If not, try and look under the unit. All mobiles have what is called a belly board. It is a band of metal strips that hold in the insulation. Sadly, cats and critters love to play, then get caught and never get out.
I wish you luck. Airing out the unit will help, as well as baking soda in all the rooms.
Hope this helps.
Before moving into this mobile home we had new carpeting put into the home and the linoleum is not the origin of problems either (that also is new). Now as far as the bands under the house he said they were recently replaced. He is coming to the house with someone who is going to check under the house and also under the sinks where the plumbing is. He said something about filters under the sinks connected to the draining pipes, so whatever it is I am hoping he finds it quickly.
Sometimes mobile homes can have leaking between the inner and outer walls.There could also be wet areas under the home, it may need to be dried out?Cleaning the drains may help too. Good Luck.
Find out if any drywall has been replaced, its possible that you have Chinese dry wall. It gives off an odor and causes respiratory issues, supposedly it can out gas for over a decade
By the way its up in Maine too, even though they said it wasn't here, friend of mine did his whole house and had been having breathing issues. He remembered some of the drywall looking different so that's the culprit. Now to figure out which ones and remove.

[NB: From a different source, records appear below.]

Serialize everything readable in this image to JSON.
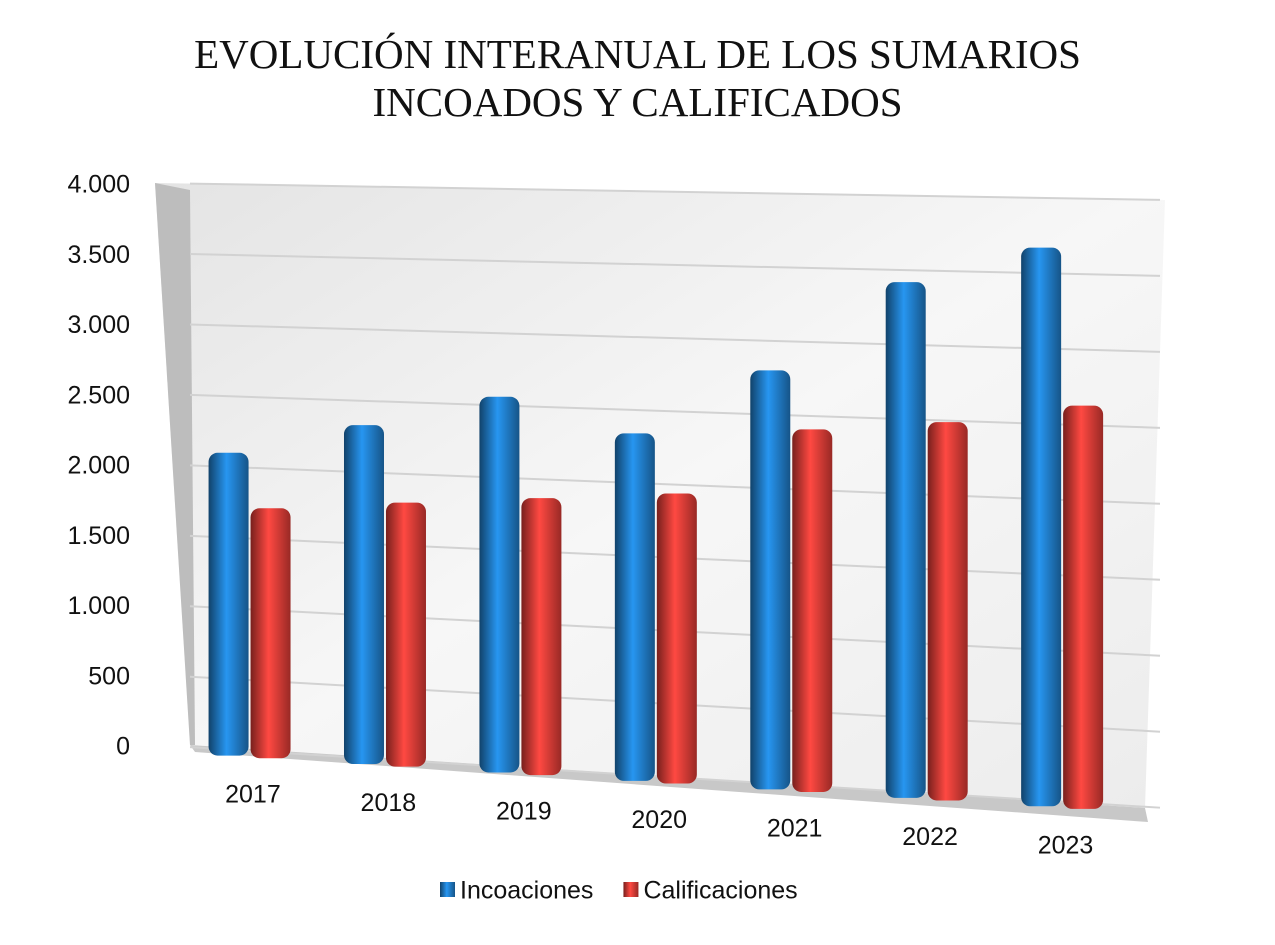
{
  "chart_data": {
    "type": "bar",
    "title": "EVOLUCIÓN INTERANUAL DE LOS SUMARIOS INCOADOS Y CALIFICADOS",
    "categories": [
      "2017",
      "2018",
      "2019",
      "2020",
      "2021",
      "2022",
      "2023"
    ],
    "series": [
      {
        "name": "Incoaciones",
        "color": "#1f78c1",
        "values": [
          2100,
          2330,
          2560,
          2340,
          2800,
          3420,
          3670
        ]
      },
      {
        "name": "Calificaciones",
        "color": "#d93a35",
        "values": [
          1720,
          1800,
          1870,
          1940,
          2410,
          2490,
          2630
        ]
      }
    ],
    "ylim": [
      0,
      4000
    ],
    "yticks": [
      0,
      500,
      {
        "value": 1000,
        "label": "1.000"
      },
      {
        "value": 1500,
        "label": "1.500"
      },
      {
        "value": 2000,
        "label": "2.000"
      },
      {
        "value": 2500,
        "label": "2.500"
      },
      {
        "value": 3000,
        "label": "3.000"
      },
      {
        "value": 3500,
        "label": "3.500"
      },
      {
        "value": 4000,
        "label": "4.000"
      }
    ],
    "grid": true,
    "legend": "bottom"
  }
}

By the way, do not use kilz. Walls they won't breathe and mold builds up, personal knowledge.
The culprit might be in your heating ducts. Check underneath for a hole in the insulation of the dusts and see if an animal could have crawled in and got trapped, I know of this happening before.

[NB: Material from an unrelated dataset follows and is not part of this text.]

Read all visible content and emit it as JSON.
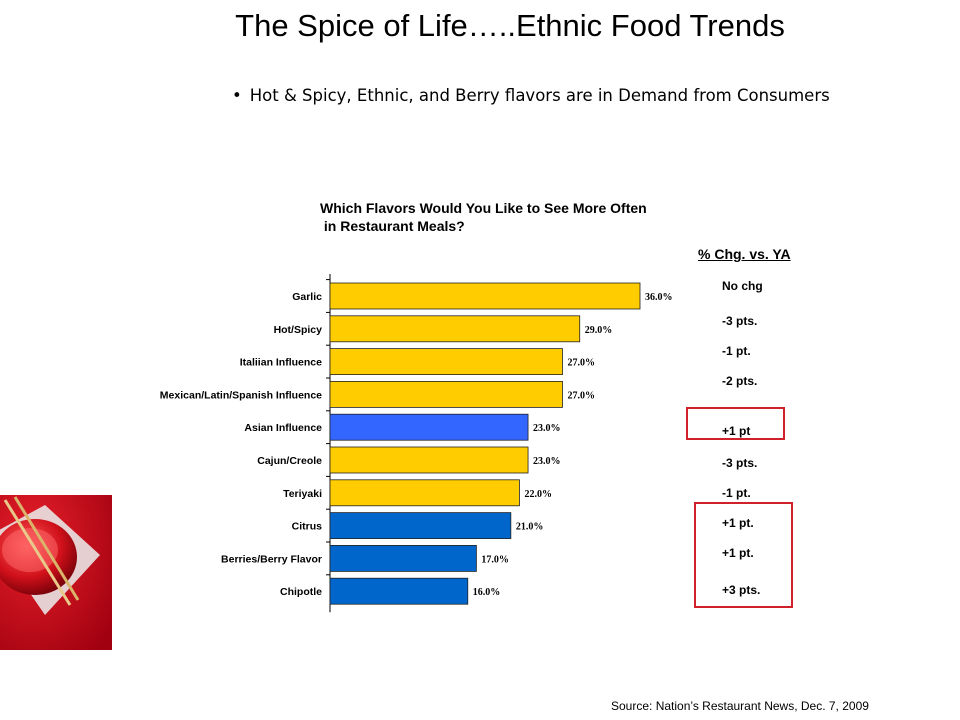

My father-in-law had similar issues when he bought his mobile home; they knew it needed work to begin with and were already planning on tearing up carpeting and such. Is it a "musty" smell?
The in-laws thought at first it could have come from old rugs or from having been closed up, but when they started literally poking around, they found a portion of soft wall in a bathroom and also on the floor in the kitchen under a cabinet near the sink.
Turned out there were a couple of leaks that hadn't been taken care of and the smell was mold--lots of it.
They ended up replacing about 4 ft. sections of floor and wall in both rooms, as well as insulation and also replacing plumbing parts in both the kitchen and the bathroom.
It sounds like a lot, but my DH and his Dad were DIY guys and did it themselves for around 100-200 bucks in supplies.
So--check for soft, spongy areas all over, water damage spots or marks. In FIL's case, they were near plumbing and easy to pinpoint, but if there are roof leaks, mold could be anywhere.